If you follow @DLRPToday on Twitter, you might have got an early look when the site briefly went live on Wednesday, but now it’s here to stay: Disneyland Paris has launched its official 20th Anniversary web pages! This new mini-site, designed as a separate section of the main website, is notably more compact than previous efforts, but that has only to be applauded: if Disneyland Paris are going to put effort and money into their online activity, it needs to be put into the inadequate main website itself. There are no useless mini-games, no disjointed attempts at “social” interaction, just the main 20th Anniversary events laid out in simple and appealing pages. Check them out here.
Pages for Disney Dreams!, Disney Magic on Parade! and Meet Mickey Mouse feature video clips spliced from the full-length promo video already available on YouTube, while Disney’s 20th Anniversary Celebration Train and the 20th Anniversary Extended Hours are also featured. The final page, “Videos & Live Posts”, simply features a YouTube video and a Facebook plugin. Simple and effective.
Surprisingly, after several years moving away from the increasingly unpopular format (last year’s Magical Moments Festival mini-site appeared to make a point of being entirely non-Flash based), these new pages still arrive fairly heavy in Flash animations, at least for desktop users. But switch to an iPad or iPhone, which notably snub the processor-hogging medium, and there’s a second surprise: the pages still work! Yes, a static version of the main menu has also been produced, for web browsers without Flash to fall back to. Even the videos have been encoded in iOS-friendly formats.

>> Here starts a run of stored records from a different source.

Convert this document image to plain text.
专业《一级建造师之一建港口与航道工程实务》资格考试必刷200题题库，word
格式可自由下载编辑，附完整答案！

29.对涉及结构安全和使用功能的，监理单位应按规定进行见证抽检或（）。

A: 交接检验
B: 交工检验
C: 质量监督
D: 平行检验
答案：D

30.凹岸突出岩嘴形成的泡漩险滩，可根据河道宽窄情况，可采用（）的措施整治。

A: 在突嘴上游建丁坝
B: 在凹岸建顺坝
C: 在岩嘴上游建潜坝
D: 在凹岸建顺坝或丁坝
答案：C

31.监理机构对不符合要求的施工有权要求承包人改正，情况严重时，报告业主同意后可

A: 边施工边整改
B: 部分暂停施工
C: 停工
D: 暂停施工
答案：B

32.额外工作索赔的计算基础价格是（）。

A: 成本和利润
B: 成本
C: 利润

All of which makes it even more absurd that, if you jump back to the main Disneyland Paris homepage — or indeed, any page on the rest of the website — you’ll be simply provided with a “Flash Plugin Required” message, and no back-up page at all. No links are even provided for the resort’s separate ticket or package booking systems, which don’t require Flash, potentially losing “armchair” visitors who would like to browse the site or book without firing up their PC.